Il reviendrait donc aux tribunaux haïtiens de reconnaître ce principe, dans la mesure où l'on monterait un dossier - ce qui sera plus compliqué que pour les crimes financiers, mais très faisable vu le nombre de victimes et de témoins encore vivants. Qu'est-ce qu'un crime contre l'humanité? Une «violation délibérée et ignominieuse des droits fondamentaux». Ce qu'on sait des années Duvalier répond parfaitement à cette définition.
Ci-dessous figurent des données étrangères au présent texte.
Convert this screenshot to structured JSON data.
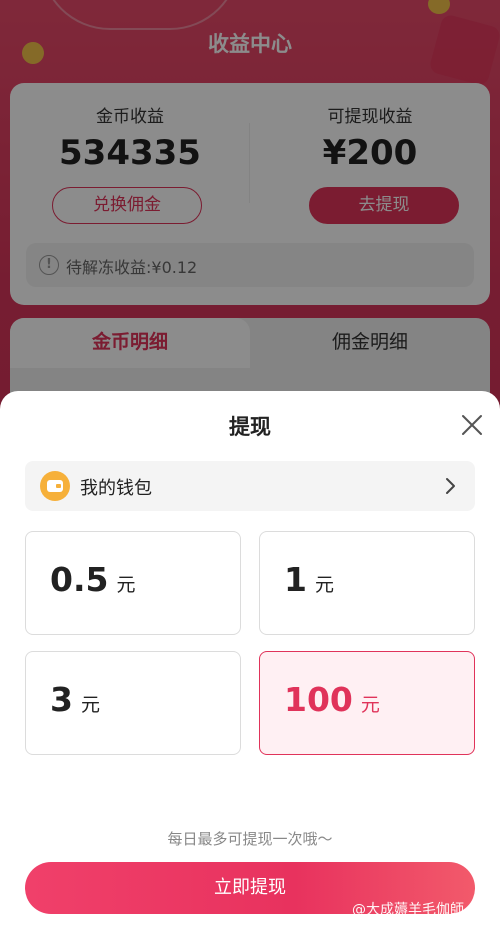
{
  "background_page": {
    "title": "收益中心",
    "coin_earnings": {
      "label": "金币收益",
      "value": "534335",
      "button": "兑换佣金"
    },
    "withdrawable": {
      "label": "可提现收益",
      "value": "¥200",
      "button": "去提现"
    },
    "pending_text": "待解冻收益:¥0.12",
    "tabs": [
      {
        "label": "金币明细"
      },
      {
        "label": "佣金明细"
      }
    ]
  },
  "sheet": {
    "title": "提现",
    "wallet_label": "我的钱包",
    "amount_options": [
      {
        "value": "0.5",
        "unit": "元",
        "selected": false
      },
      {
        "value": "1",
        "unit": "元",
        "selected": false
      },
      {
        "value": "3",
        "unit": "元",
        "selected": false
      },
      {
        "value": "100",
        "unit": "元",
        "selected": true
      }
    ],
    "limit_note": "每日最多可提现一次哦～",
    "submit_label": "立即提现"
  },
  "watermark": "@大成薅羊毛伽師",
  "colors": {
    "accent": "#e0335a",
    "selected_bg": "#fff0f3",
    "wallet_icon": "#f6b03a"
  },
  "icons": {
    "close": "close-icon",
    "chevron": "chevron-right-icon",
    "wallet": "wallet-icon",
    "info": "info-icon"
  }
}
Le système judiciaire haïtien, déjà délabré avant le tremblement de terre, est-il capable de s'attaquer à cette tâche? Brian Concannon pense que oui. Lui et d'autres ont aidé les procureurs haïtiens à faire condamner 53 personnes pour le massacre de Raboteau, en 2004. Au moins 26 personnes avaient été assassinées par des milices à la solde du général Raoul Cédras, en 1994, dans ce quartier des Gonaïves.
En 2005, la Cour suprême haïtienne avait cependant annulé la peine de prison de tous ceux qui avaient été détenus...
Malgré tout, on ne peut pas accepter qu'un symbole vivant du despotisme échappe à la responsabilité pénale à la barbe des organisations internationales. On l'a laissé tranquille depuis trop longtemps déjà en France. On ne sait pas comment finira cette instruction, mais c'est un premier pas, enfin.
On lui souhaite l'emprisonnement pour le reste de sa «présidence à vie».